Samsung salvages recalled Note 7 phones for parts and metal

A Greenpeace protestor demands that Samsung recycle/reuse/rethink the recalled Note 7.

Andrew Hoyle/CNET

Wonder what happened to the millions of recalled Galaxy Note 7 devices that were maybe/maybe not on the verge of exploding? 

They didn’t just disappear off the face of the earth after Samsung recalled the device — twice — in the wake of battery defects that caused Note 7s to burst into flames. (In fact, the same battery issues caused Samsung’s own factory to catch fire back in February. Ouch.)

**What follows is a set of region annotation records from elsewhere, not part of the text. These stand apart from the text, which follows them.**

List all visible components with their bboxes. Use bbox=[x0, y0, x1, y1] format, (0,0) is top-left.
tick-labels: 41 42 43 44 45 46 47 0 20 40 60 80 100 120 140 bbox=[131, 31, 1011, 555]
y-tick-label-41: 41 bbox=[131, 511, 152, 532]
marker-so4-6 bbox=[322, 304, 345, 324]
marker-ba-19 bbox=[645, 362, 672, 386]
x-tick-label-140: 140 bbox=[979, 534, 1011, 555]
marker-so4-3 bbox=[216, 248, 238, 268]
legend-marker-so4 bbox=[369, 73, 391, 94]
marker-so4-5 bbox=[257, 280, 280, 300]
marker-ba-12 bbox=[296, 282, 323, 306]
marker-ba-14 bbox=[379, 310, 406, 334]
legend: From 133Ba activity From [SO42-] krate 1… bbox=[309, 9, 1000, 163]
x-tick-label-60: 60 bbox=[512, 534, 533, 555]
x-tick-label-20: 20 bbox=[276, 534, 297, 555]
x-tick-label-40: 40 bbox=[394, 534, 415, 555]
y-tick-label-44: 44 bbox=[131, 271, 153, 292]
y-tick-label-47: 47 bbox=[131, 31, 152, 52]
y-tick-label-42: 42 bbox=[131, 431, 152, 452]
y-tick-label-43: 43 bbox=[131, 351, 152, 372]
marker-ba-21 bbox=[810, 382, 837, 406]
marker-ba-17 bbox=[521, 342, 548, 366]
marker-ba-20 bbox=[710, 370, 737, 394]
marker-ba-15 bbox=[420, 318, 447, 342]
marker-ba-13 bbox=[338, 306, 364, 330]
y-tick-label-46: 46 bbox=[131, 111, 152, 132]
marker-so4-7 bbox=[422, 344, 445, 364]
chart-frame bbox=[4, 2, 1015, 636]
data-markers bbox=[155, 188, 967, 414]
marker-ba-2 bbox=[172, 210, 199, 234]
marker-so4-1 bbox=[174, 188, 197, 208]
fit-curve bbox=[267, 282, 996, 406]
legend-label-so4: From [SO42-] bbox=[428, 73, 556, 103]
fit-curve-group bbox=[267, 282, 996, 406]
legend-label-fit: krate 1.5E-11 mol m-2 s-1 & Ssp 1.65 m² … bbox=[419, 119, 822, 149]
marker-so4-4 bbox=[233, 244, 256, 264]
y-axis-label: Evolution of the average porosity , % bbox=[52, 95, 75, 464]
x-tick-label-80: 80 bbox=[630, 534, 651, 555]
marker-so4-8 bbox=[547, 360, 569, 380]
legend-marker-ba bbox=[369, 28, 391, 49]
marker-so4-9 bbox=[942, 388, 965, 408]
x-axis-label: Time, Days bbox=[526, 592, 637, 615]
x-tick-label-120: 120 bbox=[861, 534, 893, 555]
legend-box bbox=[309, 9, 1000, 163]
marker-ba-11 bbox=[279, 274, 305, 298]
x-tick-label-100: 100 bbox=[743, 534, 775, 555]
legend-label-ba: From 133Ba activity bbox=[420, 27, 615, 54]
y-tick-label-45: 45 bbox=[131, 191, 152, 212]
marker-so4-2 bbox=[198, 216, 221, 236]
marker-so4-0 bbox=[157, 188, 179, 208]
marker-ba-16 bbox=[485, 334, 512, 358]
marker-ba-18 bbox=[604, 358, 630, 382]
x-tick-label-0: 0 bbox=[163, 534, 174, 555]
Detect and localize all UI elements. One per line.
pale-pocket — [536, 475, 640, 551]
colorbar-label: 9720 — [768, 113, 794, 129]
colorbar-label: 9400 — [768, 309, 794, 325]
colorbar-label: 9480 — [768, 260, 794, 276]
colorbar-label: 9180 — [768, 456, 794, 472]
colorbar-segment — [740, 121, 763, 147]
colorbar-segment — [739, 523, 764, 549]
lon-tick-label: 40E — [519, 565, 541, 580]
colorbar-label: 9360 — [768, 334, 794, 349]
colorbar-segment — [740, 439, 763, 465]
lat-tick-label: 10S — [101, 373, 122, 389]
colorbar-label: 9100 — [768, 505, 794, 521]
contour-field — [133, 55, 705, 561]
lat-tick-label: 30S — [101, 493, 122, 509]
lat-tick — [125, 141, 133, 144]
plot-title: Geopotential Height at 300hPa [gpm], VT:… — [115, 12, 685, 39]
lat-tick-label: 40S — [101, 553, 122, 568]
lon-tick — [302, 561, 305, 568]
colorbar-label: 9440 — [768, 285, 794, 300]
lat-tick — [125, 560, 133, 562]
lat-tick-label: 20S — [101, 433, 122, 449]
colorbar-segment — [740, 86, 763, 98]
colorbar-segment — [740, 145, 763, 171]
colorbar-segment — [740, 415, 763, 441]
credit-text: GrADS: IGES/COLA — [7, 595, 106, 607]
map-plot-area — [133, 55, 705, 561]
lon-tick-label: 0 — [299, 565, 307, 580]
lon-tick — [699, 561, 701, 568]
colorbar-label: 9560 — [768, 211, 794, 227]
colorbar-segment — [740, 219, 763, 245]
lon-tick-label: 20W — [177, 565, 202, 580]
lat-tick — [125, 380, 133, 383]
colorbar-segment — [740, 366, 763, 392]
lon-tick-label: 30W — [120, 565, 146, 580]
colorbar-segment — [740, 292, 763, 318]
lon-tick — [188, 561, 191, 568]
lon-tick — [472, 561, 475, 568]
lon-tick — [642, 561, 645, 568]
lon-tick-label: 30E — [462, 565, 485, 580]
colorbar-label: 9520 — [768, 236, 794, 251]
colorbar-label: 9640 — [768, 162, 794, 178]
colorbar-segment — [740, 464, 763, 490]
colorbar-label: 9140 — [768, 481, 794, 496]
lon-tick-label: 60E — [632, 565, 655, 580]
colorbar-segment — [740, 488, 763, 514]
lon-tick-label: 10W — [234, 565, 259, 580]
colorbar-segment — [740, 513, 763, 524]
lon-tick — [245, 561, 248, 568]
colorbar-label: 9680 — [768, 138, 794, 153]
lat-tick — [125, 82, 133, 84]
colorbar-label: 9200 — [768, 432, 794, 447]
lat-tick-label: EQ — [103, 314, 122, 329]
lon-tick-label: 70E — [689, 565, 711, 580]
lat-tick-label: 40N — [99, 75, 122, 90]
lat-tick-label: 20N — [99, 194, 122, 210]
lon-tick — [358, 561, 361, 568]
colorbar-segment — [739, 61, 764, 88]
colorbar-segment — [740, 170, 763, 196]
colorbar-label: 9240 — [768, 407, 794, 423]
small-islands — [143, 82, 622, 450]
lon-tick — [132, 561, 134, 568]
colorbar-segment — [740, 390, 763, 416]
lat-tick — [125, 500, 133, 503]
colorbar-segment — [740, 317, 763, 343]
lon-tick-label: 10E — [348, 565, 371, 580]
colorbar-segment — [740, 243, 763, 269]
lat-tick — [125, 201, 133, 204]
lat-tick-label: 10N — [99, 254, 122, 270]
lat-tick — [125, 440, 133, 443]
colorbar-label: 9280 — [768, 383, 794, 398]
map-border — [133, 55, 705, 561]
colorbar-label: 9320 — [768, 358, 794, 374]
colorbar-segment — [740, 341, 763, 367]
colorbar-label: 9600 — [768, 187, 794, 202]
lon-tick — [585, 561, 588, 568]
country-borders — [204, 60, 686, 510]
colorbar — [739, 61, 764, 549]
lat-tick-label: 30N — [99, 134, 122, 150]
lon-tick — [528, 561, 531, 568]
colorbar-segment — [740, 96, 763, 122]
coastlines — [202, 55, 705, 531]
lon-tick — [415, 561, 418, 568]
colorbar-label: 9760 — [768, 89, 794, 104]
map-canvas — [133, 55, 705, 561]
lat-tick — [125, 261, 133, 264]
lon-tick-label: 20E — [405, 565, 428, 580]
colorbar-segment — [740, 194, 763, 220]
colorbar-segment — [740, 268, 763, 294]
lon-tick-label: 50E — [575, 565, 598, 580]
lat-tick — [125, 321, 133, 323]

Samsung recently revealed its plans (Korean) to break down the recalled phones into component parts — like camera modules, chips, and displays — that can be reused or sold. 

The electronics giant further expects to recover 157 metric tons worth of rare metals, the company said in a statement. That’s a whopping 346,126 pounds of cobalt, copper, silver and gold that Samsung can extract from components that it can’t otherwise reuse.

Samsung’s announcement will help it lay the Note 7 debacle to rest as the company prepares for its upcoming Galaxy Note 8 launch in late August. Samsung itself had come under fire in the months since the Note 7’s recall, for keeping quiet on what it planned to do with the millions of recalled phones. In February, protestors from Greenpeace disrupted a major Samsung event and demanded that the Note 7 phones get recycled or reused, rather than turned into harmful electronic waste. 

Samsung also decided to refurbish some of the recalled Note 7 phones, and sell a safe version in some markets. Earlier this month the refurbished Galaxy Note 7 FE went on sale in South Korea. This phone is said to have gone under Samsung’s eight-point battery check to ensure its safety, but there’s no official word on when or if it’ll come to other countries.

We’ll soon find out if the Note 8 can redeem the Galaxy Note’s scorched reputation.

Samsung did not respond to a request for comment.